The 5% cap in particular “turns Act 127 on its head,” said Robert Millar, Winooski School District board chair. 

Winooski, with the highest proportion of English language learners in the state, saw an increase in pupil weights. With the increased tax capacity, its school district didn’t expect to hit the 5% cap, according to Millar. 

“We analyzed several districts’ public statements and charts from public board meetings and came to the concerning conclusion that many are increasing [their] budgets beyond the normal expected inflation increases in order to take advantage of Act 127’s 5% tax rate cap,” Millar said. The result, he suggested, would be increased taxes on Winooski residents, despite lower per pupil spending.

Norwich’s school district stood to take the hardest hit from Act 127’s readjustment of pupil weights. Given the leeway of the law’s 5% cap, the district decided to include funds to improve ailing infrastructure in its budget — new boilers, an upgraded heating system. But once the district received lawmakers’ letter concerned about the use of the cap, board members nixed most of the additional funds for capital projects, Garrett Palm, the Norwich school board chair, said.

Because Norwich only makes up about a third of a cross-border district with Hanover, New Hampshire, it has to make larger budget cuts to reap the same tax effects, its leaders explained. 

“I consider myself an optimist,” Palm said, but with Act 127 and education cost  pressure, he’s concerned Norwich might not have a school in the next decade. “I’m having a hard time staying positive.”

How lawmakers could respond to feedback from the field remains to be seen. So too does the exact extent of tax hikes, which rely on warned school budget data not yet collected by the Vermont Agency of Education. Next week, the agency expects updated figures, which will add more clarity to the currently chaotic outlook. 

“The data gathering process is like the most essential piece of us figuring out any of this,” Kornheiser said.

‘Interesting incentives’

Craig Bolio, the state’s tax commissioner, said that Act 127’s 5% cap created “interesting incentives” for school districts, but he stressed that increased education spending is not the same as unnecessary education spending. 

“I don’t want to insinuate that every district in Vermont is out there gaming the system,” he said. 

But Bolio highlighted two primary incentives of concern. The first, he said, is that if a district does not hit the 5% cap, it loses the ability to use the cap in the next four budget cycles. 

For some, that creates an “incentive to be over that cap now and stay over it,” he said. 

The second involves the 10% review process. Bolio suggested that a school district planning to increase per pupil spending by 6% might push that to just under the 10% review threshold, knowing that homestead property tax increases would remain capped at 5% regardless.

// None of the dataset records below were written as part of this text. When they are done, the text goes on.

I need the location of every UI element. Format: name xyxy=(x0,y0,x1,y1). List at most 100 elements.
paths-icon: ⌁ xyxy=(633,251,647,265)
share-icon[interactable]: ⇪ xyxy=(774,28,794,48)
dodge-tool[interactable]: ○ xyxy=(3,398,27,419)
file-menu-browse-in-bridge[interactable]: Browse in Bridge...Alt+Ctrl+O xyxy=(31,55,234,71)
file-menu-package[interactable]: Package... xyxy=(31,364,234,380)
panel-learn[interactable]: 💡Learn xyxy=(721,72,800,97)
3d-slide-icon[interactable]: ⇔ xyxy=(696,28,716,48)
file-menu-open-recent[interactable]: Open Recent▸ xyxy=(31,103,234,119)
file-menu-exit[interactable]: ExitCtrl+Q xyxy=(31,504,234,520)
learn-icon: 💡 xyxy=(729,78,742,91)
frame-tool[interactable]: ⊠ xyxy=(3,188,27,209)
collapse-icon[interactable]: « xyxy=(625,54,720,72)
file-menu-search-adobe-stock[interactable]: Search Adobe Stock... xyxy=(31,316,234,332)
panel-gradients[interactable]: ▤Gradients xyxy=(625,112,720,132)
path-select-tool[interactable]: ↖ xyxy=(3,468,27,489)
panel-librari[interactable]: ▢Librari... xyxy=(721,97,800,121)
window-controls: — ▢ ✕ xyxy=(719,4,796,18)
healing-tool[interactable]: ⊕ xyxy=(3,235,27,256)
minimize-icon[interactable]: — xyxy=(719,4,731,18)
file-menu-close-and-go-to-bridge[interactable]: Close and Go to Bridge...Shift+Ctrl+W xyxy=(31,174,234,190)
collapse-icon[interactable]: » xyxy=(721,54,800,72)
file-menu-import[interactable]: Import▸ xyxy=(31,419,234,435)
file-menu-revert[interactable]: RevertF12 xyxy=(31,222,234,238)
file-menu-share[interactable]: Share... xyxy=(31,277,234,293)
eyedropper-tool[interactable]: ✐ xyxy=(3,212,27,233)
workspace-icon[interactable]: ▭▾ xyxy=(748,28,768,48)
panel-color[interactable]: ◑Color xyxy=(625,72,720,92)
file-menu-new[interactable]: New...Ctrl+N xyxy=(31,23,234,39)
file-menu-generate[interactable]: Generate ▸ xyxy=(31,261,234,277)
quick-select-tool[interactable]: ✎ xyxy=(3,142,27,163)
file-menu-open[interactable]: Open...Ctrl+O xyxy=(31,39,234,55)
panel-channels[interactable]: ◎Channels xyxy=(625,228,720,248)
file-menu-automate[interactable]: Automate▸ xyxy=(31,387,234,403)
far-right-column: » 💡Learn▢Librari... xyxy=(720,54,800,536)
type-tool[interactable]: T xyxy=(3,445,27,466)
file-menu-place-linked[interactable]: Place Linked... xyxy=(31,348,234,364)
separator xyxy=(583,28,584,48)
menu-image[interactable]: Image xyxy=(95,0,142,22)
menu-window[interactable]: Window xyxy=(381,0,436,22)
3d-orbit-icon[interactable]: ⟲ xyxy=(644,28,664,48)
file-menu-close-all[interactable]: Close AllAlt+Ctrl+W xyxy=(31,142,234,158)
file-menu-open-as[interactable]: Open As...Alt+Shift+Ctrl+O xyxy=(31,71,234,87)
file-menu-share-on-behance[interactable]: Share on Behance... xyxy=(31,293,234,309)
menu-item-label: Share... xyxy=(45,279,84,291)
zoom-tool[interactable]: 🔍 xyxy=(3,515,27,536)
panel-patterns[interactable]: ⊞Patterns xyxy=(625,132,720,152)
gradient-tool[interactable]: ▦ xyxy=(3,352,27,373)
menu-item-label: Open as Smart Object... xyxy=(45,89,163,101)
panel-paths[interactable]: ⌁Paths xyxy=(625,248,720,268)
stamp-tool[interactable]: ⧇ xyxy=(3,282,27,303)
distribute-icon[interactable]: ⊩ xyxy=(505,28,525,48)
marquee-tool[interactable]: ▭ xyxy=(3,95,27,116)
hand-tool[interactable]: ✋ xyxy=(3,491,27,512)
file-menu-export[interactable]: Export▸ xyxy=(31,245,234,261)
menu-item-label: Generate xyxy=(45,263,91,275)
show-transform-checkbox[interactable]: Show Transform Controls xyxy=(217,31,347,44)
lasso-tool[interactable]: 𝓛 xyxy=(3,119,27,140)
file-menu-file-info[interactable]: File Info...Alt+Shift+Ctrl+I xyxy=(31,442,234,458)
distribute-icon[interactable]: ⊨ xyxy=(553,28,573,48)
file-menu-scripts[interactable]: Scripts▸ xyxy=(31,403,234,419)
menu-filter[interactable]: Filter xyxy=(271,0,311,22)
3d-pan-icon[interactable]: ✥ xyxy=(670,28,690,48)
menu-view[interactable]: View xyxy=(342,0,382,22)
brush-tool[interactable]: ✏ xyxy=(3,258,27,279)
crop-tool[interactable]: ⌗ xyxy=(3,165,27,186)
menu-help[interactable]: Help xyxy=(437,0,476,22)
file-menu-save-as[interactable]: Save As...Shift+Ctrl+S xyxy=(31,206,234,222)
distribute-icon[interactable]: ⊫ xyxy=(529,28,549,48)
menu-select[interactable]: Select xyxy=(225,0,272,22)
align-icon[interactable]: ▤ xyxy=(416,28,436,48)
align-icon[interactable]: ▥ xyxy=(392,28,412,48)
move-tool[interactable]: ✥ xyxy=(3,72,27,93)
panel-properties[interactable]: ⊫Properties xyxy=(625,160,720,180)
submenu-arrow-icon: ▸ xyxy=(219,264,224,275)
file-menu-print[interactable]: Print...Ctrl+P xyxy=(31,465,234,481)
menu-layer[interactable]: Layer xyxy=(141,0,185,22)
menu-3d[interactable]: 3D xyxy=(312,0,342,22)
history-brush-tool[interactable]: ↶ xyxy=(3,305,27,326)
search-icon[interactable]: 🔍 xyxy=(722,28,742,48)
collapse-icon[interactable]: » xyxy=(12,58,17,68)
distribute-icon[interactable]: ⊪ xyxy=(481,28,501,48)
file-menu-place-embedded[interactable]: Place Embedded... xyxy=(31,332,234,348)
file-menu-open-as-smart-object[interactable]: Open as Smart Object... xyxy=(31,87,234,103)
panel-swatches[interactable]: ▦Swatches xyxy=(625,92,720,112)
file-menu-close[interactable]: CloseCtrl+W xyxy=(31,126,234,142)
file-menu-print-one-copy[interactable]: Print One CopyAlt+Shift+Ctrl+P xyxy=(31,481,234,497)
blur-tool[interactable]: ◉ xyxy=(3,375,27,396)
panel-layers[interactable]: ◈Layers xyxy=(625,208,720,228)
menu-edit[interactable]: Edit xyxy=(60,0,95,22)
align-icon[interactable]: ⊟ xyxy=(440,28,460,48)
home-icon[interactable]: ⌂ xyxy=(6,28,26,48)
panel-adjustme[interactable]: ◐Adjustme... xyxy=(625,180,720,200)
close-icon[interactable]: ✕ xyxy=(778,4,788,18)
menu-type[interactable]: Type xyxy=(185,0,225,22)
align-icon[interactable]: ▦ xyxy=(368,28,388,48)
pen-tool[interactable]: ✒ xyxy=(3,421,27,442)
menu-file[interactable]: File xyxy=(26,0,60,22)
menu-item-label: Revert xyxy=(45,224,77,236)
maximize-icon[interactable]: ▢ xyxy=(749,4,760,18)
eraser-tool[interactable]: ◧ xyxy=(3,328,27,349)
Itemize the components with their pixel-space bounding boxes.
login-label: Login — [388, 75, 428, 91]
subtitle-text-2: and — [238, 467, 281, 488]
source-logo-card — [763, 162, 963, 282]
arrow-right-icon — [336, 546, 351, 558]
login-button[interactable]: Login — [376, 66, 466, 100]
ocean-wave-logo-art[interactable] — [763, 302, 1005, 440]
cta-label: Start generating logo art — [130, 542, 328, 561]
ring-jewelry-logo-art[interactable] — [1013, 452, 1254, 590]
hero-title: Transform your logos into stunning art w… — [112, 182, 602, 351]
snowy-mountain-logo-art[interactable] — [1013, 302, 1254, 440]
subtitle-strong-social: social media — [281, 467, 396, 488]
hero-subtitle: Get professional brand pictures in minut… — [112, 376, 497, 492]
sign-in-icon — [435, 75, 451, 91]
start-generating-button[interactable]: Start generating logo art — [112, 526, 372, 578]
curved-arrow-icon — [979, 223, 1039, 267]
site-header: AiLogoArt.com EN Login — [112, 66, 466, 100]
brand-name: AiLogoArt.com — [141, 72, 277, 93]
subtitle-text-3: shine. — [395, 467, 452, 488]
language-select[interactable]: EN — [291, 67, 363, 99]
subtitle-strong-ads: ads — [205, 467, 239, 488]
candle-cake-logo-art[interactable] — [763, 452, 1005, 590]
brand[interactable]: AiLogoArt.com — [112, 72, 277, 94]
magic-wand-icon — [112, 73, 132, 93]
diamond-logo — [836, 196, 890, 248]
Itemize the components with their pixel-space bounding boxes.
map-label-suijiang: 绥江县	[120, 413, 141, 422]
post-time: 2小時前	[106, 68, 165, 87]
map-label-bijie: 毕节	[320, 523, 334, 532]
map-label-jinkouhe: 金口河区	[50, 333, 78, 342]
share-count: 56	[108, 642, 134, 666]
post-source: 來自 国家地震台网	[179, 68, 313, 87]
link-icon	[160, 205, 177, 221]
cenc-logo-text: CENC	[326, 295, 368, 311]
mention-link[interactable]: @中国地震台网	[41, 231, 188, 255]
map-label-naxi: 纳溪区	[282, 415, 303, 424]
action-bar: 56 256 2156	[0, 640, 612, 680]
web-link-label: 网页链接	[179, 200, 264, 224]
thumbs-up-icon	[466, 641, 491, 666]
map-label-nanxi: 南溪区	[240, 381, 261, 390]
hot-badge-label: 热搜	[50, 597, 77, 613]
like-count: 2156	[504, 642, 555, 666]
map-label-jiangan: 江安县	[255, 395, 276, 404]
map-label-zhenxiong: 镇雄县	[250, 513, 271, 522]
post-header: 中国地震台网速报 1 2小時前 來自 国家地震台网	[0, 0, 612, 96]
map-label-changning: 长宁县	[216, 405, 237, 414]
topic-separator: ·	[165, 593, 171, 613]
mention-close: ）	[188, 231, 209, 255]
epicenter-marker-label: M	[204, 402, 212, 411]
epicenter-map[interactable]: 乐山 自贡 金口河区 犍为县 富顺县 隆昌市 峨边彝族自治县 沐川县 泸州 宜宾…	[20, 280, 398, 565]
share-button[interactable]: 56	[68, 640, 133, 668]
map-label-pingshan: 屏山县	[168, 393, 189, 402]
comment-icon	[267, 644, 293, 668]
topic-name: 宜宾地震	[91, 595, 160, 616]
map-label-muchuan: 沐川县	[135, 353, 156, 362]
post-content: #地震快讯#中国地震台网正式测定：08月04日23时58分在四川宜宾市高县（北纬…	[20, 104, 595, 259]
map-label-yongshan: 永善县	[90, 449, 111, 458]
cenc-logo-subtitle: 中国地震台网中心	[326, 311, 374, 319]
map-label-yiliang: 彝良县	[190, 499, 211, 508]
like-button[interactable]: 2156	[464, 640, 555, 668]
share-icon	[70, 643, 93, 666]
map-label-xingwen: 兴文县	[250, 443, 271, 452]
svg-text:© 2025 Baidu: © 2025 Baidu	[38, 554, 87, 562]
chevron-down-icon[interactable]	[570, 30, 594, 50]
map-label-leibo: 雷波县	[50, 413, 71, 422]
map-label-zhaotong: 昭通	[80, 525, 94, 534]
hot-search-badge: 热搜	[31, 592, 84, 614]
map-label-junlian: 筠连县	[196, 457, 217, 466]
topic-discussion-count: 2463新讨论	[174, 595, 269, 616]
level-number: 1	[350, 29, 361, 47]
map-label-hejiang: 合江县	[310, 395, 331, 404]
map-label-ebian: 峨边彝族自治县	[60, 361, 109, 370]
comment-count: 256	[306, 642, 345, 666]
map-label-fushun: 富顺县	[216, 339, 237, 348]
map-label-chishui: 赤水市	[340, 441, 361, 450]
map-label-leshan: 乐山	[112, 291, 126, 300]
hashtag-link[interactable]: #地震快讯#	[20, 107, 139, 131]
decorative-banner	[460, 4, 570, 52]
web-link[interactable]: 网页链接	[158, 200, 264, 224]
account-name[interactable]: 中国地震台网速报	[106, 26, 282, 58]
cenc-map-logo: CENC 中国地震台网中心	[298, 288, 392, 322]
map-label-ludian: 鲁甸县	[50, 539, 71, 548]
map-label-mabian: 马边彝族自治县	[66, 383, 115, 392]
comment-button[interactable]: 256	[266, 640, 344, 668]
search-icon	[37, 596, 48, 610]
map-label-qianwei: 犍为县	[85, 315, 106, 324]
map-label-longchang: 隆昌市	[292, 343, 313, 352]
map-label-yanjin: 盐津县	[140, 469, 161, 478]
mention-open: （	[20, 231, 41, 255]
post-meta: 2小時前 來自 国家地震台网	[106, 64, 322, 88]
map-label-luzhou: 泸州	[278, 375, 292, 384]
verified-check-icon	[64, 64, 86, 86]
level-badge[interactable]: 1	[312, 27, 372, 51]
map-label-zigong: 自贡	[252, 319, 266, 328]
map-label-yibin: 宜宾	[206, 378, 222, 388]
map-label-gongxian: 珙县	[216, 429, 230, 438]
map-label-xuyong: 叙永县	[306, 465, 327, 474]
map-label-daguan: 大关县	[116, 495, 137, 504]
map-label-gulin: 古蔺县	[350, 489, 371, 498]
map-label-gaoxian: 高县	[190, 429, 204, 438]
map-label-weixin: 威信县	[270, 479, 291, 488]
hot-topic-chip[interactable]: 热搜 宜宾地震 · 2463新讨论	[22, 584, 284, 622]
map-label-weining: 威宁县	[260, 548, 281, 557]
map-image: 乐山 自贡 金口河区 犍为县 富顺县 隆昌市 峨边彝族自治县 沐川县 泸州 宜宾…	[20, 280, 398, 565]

Where could the money come from?

The 5% cap begs the question: If homestead tax payers have a cap on their taxes, who makes up the rest of the education spending?

Vermont’s Education Fund is self-balancing. The amount of money needed to fund school budgets will always be raised.

How money gets into the fund, though, is a policy choice. Lawmakers have not yet signaled how they could pull the levers at their disposal to fund it. But they have a few options. 

One would be adding to non-property tax revenue. Currently, those streams include sales and use tax, a portion of the meals and rooms tax and lottery money, among other sources. Lawmakers could choose to create new revenue sources, or increase the sources that already exist.

Another option is the non-homestead property tax rate, a uniform rate set annually by the Legislature. (Non-homestead properties, put simply, include everything except primary residences — things like commercial properties, rental units, second homes and camps.)

Because Act 127’s 5% cap applies only to homestead tax payers, the Legislature has more flexibility to raise revenue this year through the non-homestead property tax.